I posted this comment on this Wired article today:
It’s clear that people still don’t get the potential of augmented reality. The fact that the media keeps comparing it to Oculus indicates that they don’t get it either. The use cases for AR and VR are entirely divergent. Oculus will be all about immersive movies and gaming while AR is about the overlay of images and information on the real world. What Magic Leap promises to do that Glass cannot is provide 3D imagery that interacts with one’s surroundings and obey the physics of those surroundings. Note how the elephant GIF depicts a technological sensory awareness of the hands as a surface on which the elephant can stand. That’s REALLY hard to do and is the holy grail of AR (along with finding a form factor for spectacles that people will embrace). Once you nail this, AR becomes a hands-free medium for executing guided tasks, presenting information about objects, people and places in the field of view, gaming and… yes, advertising.
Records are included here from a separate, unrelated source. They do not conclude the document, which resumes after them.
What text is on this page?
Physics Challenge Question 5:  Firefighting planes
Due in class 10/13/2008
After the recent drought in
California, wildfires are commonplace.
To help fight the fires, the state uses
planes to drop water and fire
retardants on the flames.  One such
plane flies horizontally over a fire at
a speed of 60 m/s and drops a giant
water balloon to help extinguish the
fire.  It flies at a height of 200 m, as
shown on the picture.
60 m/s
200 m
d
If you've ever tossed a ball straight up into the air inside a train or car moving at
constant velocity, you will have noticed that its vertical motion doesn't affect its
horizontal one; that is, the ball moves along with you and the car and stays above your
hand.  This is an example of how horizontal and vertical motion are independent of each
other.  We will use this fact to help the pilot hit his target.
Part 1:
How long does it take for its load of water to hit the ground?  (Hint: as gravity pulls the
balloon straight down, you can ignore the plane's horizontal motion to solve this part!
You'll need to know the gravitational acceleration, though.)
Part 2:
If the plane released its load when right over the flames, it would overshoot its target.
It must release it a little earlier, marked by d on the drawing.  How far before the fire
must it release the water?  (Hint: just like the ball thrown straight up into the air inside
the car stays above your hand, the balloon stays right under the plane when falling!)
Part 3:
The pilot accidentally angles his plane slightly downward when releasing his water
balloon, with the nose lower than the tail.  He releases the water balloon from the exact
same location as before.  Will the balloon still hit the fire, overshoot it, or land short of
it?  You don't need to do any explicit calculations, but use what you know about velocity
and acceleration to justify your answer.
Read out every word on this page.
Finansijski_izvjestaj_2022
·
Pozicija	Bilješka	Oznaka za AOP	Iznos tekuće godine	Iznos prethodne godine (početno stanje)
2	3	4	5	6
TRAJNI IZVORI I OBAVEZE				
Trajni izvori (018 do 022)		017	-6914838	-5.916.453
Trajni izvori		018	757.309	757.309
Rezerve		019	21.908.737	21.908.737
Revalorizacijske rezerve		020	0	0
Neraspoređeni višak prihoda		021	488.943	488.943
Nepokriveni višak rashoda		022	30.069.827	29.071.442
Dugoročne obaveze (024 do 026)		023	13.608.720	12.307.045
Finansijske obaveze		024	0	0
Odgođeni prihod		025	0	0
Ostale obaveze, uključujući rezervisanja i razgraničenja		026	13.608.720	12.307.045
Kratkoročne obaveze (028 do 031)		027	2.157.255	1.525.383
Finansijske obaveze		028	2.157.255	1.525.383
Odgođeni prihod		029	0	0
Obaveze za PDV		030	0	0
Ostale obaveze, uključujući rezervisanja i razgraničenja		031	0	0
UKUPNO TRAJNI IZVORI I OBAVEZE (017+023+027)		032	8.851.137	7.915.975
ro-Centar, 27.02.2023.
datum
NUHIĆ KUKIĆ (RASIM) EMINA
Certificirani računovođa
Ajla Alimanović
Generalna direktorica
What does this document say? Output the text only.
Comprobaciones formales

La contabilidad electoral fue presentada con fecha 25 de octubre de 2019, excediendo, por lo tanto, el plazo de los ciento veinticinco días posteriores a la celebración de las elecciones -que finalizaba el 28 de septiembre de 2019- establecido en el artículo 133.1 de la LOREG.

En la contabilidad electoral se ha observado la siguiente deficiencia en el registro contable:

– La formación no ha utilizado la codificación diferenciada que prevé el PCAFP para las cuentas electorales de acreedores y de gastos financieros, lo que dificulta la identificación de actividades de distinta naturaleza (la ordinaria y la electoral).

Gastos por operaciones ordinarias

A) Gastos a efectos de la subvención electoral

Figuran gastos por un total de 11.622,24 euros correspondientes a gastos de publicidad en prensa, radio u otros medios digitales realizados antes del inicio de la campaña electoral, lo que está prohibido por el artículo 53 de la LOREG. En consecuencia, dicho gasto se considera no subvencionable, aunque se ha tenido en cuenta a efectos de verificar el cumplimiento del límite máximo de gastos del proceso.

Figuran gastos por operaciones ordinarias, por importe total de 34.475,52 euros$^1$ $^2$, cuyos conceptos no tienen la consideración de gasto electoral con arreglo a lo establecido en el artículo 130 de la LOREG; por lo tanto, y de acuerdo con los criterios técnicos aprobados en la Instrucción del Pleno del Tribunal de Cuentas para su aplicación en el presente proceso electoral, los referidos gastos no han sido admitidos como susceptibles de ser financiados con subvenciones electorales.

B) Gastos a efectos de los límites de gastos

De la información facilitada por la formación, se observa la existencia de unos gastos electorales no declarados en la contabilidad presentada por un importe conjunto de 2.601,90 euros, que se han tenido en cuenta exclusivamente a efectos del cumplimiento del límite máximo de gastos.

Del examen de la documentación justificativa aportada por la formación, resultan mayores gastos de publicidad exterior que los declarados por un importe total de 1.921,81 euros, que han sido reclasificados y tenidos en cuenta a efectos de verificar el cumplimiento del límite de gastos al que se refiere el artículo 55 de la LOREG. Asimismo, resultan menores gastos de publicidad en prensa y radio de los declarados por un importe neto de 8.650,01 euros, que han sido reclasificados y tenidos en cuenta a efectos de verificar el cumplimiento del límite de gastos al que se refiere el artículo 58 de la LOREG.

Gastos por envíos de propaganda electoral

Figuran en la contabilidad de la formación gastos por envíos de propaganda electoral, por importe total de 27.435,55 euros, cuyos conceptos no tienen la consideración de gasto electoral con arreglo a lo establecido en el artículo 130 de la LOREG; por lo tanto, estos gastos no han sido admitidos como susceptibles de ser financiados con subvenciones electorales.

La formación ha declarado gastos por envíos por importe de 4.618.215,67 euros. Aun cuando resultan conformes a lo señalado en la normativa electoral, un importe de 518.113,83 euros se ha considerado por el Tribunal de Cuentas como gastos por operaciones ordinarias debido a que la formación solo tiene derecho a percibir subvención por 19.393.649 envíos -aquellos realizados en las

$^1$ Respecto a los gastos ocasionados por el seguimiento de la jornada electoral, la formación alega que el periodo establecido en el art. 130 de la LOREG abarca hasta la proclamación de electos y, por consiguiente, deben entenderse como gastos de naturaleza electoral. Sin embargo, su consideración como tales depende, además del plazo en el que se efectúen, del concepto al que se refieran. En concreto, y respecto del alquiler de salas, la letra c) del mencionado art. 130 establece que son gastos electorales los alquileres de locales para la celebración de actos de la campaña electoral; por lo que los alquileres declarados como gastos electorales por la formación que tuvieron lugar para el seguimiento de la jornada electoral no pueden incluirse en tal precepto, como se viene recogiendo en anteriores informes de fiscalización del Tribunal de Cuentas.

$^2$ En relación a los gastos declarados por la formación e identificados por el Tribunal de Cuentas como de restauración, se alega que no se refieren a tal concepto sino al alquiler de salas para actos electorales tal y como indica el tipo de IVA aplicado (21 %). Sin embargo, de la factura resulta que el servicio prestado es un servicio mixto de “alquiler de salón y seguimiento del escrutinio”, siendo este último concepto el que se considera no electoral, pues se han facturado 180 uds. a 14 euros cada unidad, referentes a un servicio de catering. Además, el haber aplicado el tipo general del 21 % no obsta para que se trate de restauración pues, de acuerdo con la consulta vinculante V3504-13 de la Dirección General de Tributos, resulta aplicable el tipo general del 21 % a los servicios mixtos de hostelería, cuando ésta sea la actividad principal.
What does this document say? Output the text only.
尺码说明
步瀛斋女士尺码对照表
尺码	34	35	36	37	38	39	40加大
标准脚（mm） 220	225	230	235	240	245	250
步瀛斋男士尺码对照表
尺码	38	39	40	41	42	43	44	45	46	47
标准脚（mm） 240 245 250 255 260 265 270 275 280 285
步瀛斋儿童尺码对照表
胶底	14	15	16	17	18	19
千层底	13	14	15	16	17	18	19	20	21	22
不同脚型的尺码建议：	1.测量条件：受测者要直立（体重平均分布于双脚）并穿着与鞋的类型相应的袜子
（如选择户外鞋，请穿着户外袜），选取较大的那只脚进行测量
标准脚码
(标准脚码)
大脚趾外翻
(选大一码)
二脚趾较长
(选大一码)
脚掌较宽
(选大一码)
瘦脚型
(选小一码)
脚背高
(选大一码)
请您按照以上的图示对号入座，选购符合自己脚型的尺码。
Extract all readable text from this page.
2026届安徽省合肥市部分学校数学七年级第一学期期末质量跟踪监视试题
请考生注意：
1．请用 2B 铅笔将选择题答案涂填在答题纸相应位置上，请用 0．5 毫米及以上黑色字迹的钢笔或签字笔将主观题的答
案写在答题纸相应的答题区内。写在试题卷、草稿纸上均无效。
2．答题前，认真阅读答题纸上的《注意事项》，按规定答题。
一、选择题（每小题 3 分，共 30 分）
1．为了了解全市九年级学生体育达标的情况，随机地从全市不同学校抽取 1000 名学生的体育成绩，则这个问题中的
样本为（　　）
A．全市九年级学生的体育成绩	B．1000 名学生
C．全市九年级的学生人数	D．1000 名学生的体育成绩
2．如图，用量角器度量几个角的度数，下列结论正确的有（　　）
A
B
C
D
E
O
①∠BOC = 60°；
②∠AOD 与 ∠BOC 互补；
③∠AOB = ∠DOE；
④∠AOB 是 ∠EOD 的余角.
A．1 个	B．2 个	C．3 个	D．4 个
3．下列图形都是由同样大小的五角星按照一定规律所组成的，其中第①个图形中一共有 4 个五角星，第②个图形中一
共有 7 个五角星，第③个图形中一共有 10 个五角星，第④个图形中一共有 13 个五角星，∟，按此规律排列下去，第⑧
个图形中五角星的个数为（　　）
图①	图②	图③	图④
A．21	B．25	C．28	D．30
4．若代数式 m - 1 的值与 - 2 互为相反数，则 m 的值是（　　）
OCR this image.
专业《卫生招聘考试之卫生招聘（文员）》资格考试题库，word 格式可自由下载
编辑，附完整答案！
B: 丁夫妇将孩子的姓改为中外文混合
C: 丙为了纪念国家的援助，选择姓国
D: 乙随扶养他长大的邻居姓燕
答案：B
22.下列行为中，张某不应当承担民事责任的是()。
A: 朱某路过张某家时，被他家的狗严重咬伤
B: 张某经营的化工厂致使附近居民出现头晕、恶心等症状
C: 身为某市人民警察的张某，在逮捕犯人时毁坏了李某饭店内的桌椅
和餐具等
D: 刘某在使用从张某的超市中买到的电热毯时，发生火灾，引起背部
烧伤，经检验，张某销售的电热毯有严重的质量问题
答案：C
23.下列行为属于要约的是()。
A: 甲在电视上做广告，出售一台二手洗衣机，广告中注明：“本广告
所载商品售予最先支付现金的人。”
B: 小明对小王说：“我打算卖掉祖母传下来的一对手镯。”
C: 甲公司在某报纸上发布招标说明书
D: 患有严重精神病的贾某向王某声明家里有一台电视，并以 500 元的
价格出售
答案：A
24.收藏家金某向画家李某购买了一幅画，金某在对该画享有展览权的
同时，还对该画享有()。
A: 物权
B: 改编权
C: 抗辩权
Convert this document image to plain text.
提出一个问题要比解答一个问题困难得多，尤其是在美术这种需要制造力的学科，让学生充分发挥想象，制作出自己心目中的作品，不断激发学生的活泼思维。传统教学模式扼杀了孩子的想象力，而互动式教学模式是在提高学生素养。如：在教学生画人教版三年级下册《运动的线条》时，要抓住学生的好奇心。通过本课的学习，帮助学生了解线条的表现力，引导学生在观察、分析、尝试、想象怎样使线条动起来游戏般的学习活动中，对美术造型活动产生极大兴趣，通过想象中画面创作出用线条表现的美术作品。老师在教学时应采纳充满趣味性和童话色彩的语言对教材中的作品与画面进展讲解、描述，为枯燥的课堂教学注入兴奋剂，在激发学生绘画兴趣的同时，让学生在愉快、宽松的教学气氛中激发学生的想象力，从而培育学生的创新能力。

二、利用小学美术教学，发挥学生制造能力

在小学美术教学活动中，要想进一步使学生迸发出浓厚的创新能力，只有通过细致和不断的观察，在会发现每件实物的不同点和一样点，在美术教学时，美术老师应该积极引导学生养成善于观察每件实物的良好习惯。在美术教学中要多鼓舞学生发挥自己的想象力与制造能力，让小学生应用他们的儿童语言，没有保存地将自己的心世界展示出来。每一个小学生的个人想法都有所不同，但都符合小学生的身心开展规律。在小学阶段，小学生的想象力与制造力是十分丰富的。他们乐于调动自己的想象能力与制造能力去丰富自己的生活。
So Google’s interest is understandable. I believe that the venture firms like Andreessen Horowitz and Kleiner Perkins are the ones who “never want to be more than a phone call away from the Next Big Thing” which explains their interest. Qualcomm has been engaged in AR for several years now, ostensibly to promote their Snapdragon mobile chips into which they are building the capability to perform the aforementioned 3D recognition and overlay in concert with their Vuforia AR platform http://bit.ly/1ylweFM. The part I haven’t quite grasped is Legendary Pictures’ interest. Are they looking to get into alternative adjuncts to their film releases or in on the ground floor of a new form of AR entertainment where characters interact with the user and their surroundings?